L'analyse de... Mathilde Lemoine, économiste, directeur des études économiques et de la stratégie marchés d'HSBC France

La compréhension des prix et des salaires est obsolète

le 22/05/2014 L'AGEFI Hebdo

La compréhension des prix et des salaires est obsolète
Mathilde Lemoine, économiste, directeur des études économiques et de la stratégie marchés d’HSBC France
(Sylvie Françoise)

Les changements technologiques, les réformes économiques, le développement du commerce international et les mutations sociales ont considérablement accéléré les modifications des prix des produits que nous consommons. Pourtant, le tableau de bord de ceux qui mènent les politiques économiques n’a pas été actualisé. Le débat public reste focalisé sur les hausses de salaires et la Banque centrale européenne s’étonne régulièrement d’une décélération de l’inflation plus importante qu’elle ne l’avait anticipée. Les conséquences sont graves. Les décisions de politique économique sont faussées et risquent d’ajouter des déséquilibres aux déséquilibres.

Les dernières évolutions de l’inflation en zone euro révèlent des changements structurels. Depuis le mois de janvier 2013, les prévisionnistes se font surprendre presque chaque mois par une inflation plus faible que prévu. Ils rencontrent de grandes difficultés à appréhender les raisons du ralentissement des prix à la consommation au-delà de la baisse du prix du pétrole et de l’appréciation de l’euro. Pourtant, l’inflation sous-jacente a elle aussi fortement ralenti. Or il est difficile de le justifier par la baisse des prix de l’énergie puisque par définition, cette mesure de l’inflation exclut les prix des produits volatils ! Certes, les augmentations d’impôts passées ont un effet dépressif temporaire sur l’inflation mais de récents travaux économétriques menés par la Commission européenne montrent que les réformes des Etats membres ont modifié la façon dont les prix à la consommation évoluent en zone euro par rapport à ce qui était observé avant la crise. La baisse des coûts unitaires du travail, c’est-à-dire les salaires et charges rapportés à la valeur ajoutée produite, expliqueraient en partie la décélération de l’inflation sous-jacente.

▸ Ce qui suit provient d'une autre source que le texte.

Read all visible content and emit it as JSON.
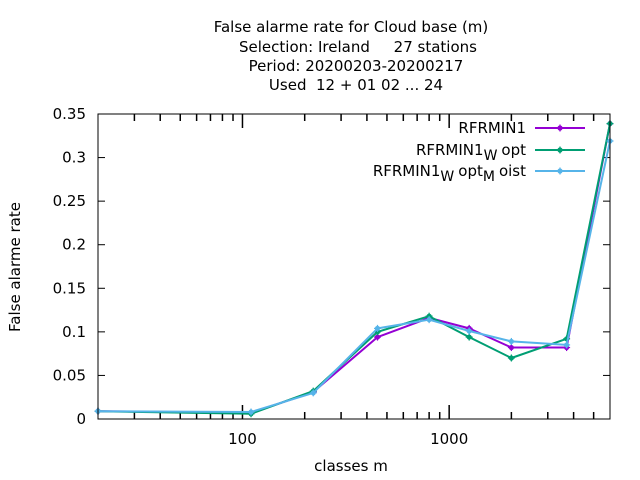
{
  "chart_data": {
    "type": "line",
    "title_lines": [
      "False alarme rate  for Cloud base (m)",
      "Selection: Ireland     27 stations",
      "Period: 20200203-20200217",
      "Used  12 + 01 02 ... 24"
    ],
    "xlabel": "classes m",
    "ylabel": "False alarme rate",
    "xscale": "log",
    "xlim": [
      20,
      6000
    ],
    "ylim": [
      0,
      0.35
    ],
    "yticks": [
      0,
      0.05,
      0.1,
      0.15,
      0.2,
      0.25,
      0.3,
      0.35
    ],
    "ytick_labels": [
      "0",
      "0.05",
      "0.1",
      "0.15",
      "0.2",
      "0.25",
      "0.3",
      "0.35"
    ],
    "xticks_major": [
      100,
      1000
    ],
    "xtick_labels": [
      "100",
      "1000"
    ],
    "xticks_minor": [
      30,
      40,
      50,
      60,
      70,
      80,
      90,
      200,
      300,
      400,
      500,
      600,
      700,
      800,
      900,
      2000,
      3000,
      4000,
      5000
    ],
    "legend_position": "top-right",
    "x": [
      20,
      110,
      220,
      450,
      800,
      1250,
      2000,
      3700,
      6000
    ],
    "series": [
      {
        "name_main": "RFRMIN1",
        "name_parts": [],
        "color": "#9400d3",
        "values": [
          0.009,
          0.007,
          0.031,
          0.094,
          0.116,
          0.104,
          0.082,
          0.082,
          0.339
        ]
      },
      {
        "name_main": "RFRMIN1",
        "name_parts": [
          [
            "W",
            "sub"
          ],
          [
            "opt",
            "base"
          ]
        ],
        "color": "#009e73",
        "values": [
          0.009,
          0.006,
          0.032,
          0.1,
          0.118,
          0.094,
          0.07,
          0.092,
          0.339
        ]
      },
      {
        "name_main": "RFRMIN1",
        "name_parts": [
          [
            "W",
            "sub"
          ],
          [
            "opt",
            "base"
          ],
          [
            "M",
            "sub"
          ],
          [
            "oist",
            "base"
          ]
        ],
        "color": "#56b4e9",
        "values": [
          0.009,
          0.008,
          0.03,
          0.104,
          0.114,
          0.101,
          0.089,
          0.085,
          0.319
        ]
      }
    ]
  }
}
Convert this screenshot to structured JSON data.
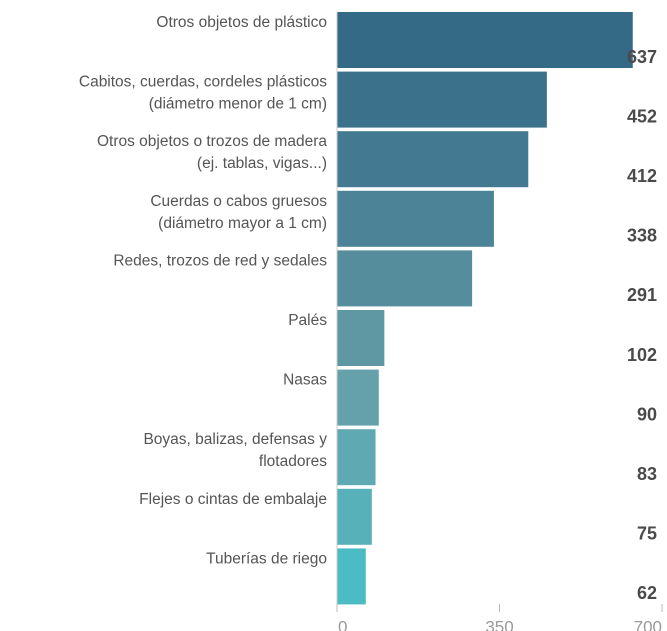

Par ailleurs, la corrélation entre l’activité économique et l’inflation ne serait pas linéaire. Les prix seraient plus sensibles à une situation de sous-emploi durable et massif qu’à une situation de plein emploi. Enfin, les anticipations d’inflation influenceraient elles-mêmes l’inflation. Or, selon les taux d’intérêt des swaps d’inflation, elles seraient de 1,1 % en moyenne sur la période 2014-2016 et pousseraient ainsi les prix à la consommation à la baisse.

Dans les faits, les réformes menées en zone euro et aussi la persistance de la faiblesse de l’activité économique ont accru la réactivité des prix à l’environnement économique. Dans le langage des institutions internationales, cela signifie que les prix sont moins rigides. Il suffit d’observer la multiplication des tablettes à la place des cartes de restaurant pour comprendre que la formation des prix a structurellement changé. Désormais, les prix des plats peuvent être modifiés à tout moment sans attendre la réimpression des cartes de restaurant. Or c’était une des causes bien connues de la rigidité des prix (menu cost). Bien sûr, certains travaux économétriques montrent que l’effet serait modeste car la décision de changer les prix continuerait de devoir suivre un processus managérial complexe (management cost). Mais une récente étude du MIT conclut d’une part que le développement d’Internet pousse les prix à la baisse, même en incluant les coûts de recherche des clients et de marketing, et que, d’autre part, les modifications de prix seraient plus fréquentes et moins importantes à chaque fois.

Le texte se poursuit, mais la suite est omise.